District Attorney Gerry Leone was elected in November of 2006 and took office in January 2007. Within four years, he has implemented a number of new initiatives designed to better protect and serve the people of Middlesex County. In 2007, Leone established the office’s first Cyber Protection Program, forming a team of prosecutors and investigators specifically focused on the protection of children and other citizens from the predatory dangers of the Internet. A career prosecutor with a record of implementing innovative school safety programs, Leone has also launched an initiative to more comprehensively expand those prevention and intervention efforts into the middle schools, and to the 26 colleges and universities of Middlesex County.
Leone also created a workplace violence prevention training program which aims to train safety, security, legal, and human resources personnel on how to minimize the risk of a violent incident occurring in workplaces, including private companies, schools, public governmental agencies, and others.
Additional, Leone is also the Chairman of the Board of Directors of Middlesex Partnerships for Youth, Inc. (MPY), a non-profit organization which provides prevention and intervention resources and training to Middlesex school districts and communities. Today, in collaboration with the District Attorney's Office, over 60 Middlesex school districts are committed to examining the pressing social, legal, and health-related issues and solutions that face schools and communities. Through the current and future activities of MYP, educators, parents, and students can regularly engage in collaborative trainings with law enforcement, social services, and community-based organizations as well as share the latest information and resources. Such interactions provide the foundation for creating solution-oriented, community-based, multi-disciplinary approaches to addressing youth violence, substance abuse, child abuse and neglect, hate crimes, and harassment across Middlesex County.
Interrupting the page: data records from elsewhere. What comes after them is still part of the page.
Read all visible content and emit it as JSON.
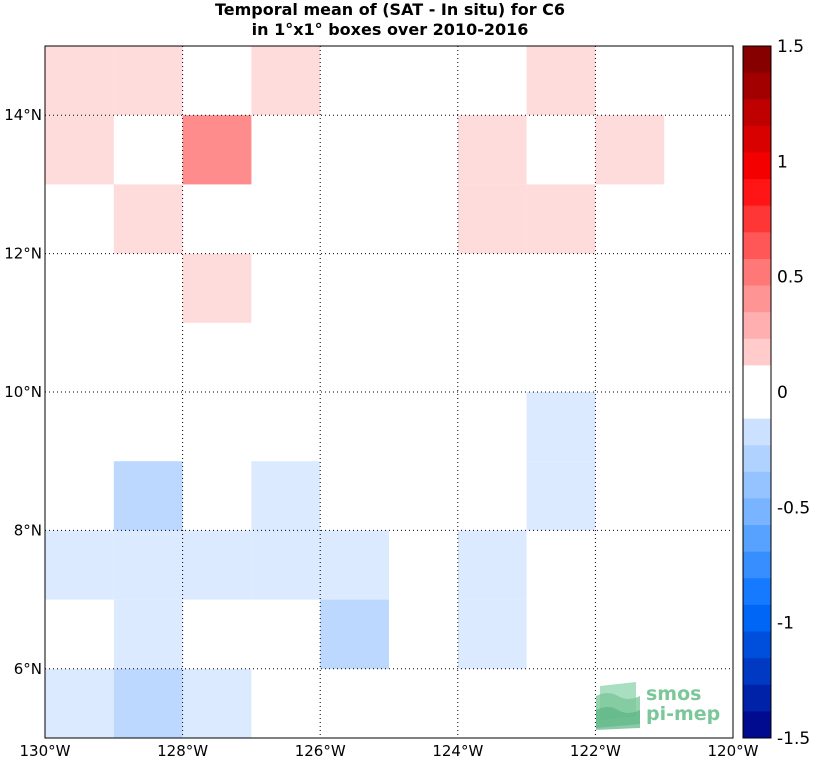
{
  "chart_data": {
    "type": "heatmap",
    "title_lines": [
      "Temporal mean of (SAT - In situ) for C6",
      "in 1°x1° boxes over 2010-2016"
    ],
    "x_ticks": [
      "130°W",
      "128°W",
      "126°W",
      "124°W",
      "122°W",
      "120°W"
    ],
    "y_ticks": [
      "6°N",
      "8°N",
      "10°N",
      "12°N",
      "14°N"
    ],
    "xlim": [
      -130,
      -120
    ],
    "ylim": [
      5,
      15
    ],
    "grid": true,
    "colorbar": {
      "ticks": [
        "1.5",
        "1",
        "0.5",
        "0",
        "-0.5",
        "-1",
        "-1.5"
      ],
      "range": [
        -1.5,
        1.5
      ],
      "levels": 26
    },
    "cells": [
      {
        "lon": -130,
        "lat": 14,
        "value": 0.15
      },
      {
        "lon": -129,
        "lat": 14,
        "value": 0.15
      },
      {
        "lon": -127,
        "lat": 14,
        "value": 0.15
      },
      {
        "lon": -123,
        "lat": 14,
        "value": 0.15
      },
      {
        "lon": -130,
        "lat": 13,
        "value": 0.15
      },
      {
        "lon": -128,
        "lat": 13,
        "value": 0.4
      },
      {
        "lon": -124,
        "lat": 13,
        "value": 0.15
      },
      {
        "lon": -122,
        "lat": 13,
        "value": 0.15
      },
      {
        "lon": -129,
        "lat": 12,
        "value": 0.15
      },
      {
        "lon": -124,
        "lat": 12,
        "value": 0.15
      },
      {
        "lon": -123,
        "lat": 12,
        "value": 0.15
      },
      {
        "lon": -128,
        "lat": 11,
        "value": 0.15
      },
      {
        "lon": -123,
        "lat": 9,
        "value": -0.1
      },
      {
        "lon": -123,
        "lat": 8,
        "value": -0.1
      },
      {
        "lon": -129,
        "lat": 8,
        "value": -0.25
      },
      {
        "lon": -127,
        "lat": 8,
        "value": -0.1
      },
      {
        "lon": -130,
        "lat": 7,
        "value": -0.1
      },
      {
        "lon": -129,
        "lat": 7,
        "value": -0.1
      },
      {
        "lon": -128,
        "lat": 7,
        "value": -0.1
      },
      {
        "lon": -127,
        "lat": 7,
        "value": -0.1
      },
      {
        "lon": -126,
        "lat": 7,
        "value": -0.1
      },
      {
        "lon": -124,
        "lat": 7,
        "value": -0.1
      },
      {
        "lon": -129,
        "lat": 6,
        "value": -0.1
      },
      {
        "lon": -126,
        "lat": 6,
        "value": -0.25
      },
      {
        "lon": -124,
        "lat": 6,
        "value": -0.1
      },
      {
        "lon": -130,
        "lat": 5,
        "value": -0.1
      },
      {
        "lon": -129,
        "lat": 5,
        "value": -0.25
      },
      {
        "lon": -128,
        "lat": 5,
        "value": -0.1
      }
    ]
  },
  "watermark": {
    "line1": "smos",
    "line2": "pi-mep"
  },
  "colors": {
    "pos_light": "#ffdcdc",
    "pos_medium": "#ff8c8c",
    "neg_light": "#dceaff",
    "neg_medium": "#bcd8ff",
    "grid": "#000000",
    "watermark": "#7cc79a"
  }
}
Middlesex County is the largest county in Massachusetts and one of the largest counties in the country with 54 towns and cities and 20 colleges in urban, suburban, and rural areas, comprising over one quarter of the population of Massachusetts. The Middlesex District Attorney’s Office has offices throughout the county, including communities such as Ayer, Cambridge, Concord, Framingham, Lowell, Malden, Marlborough, Natick, Newton, Somerville, Waltham and Woburn.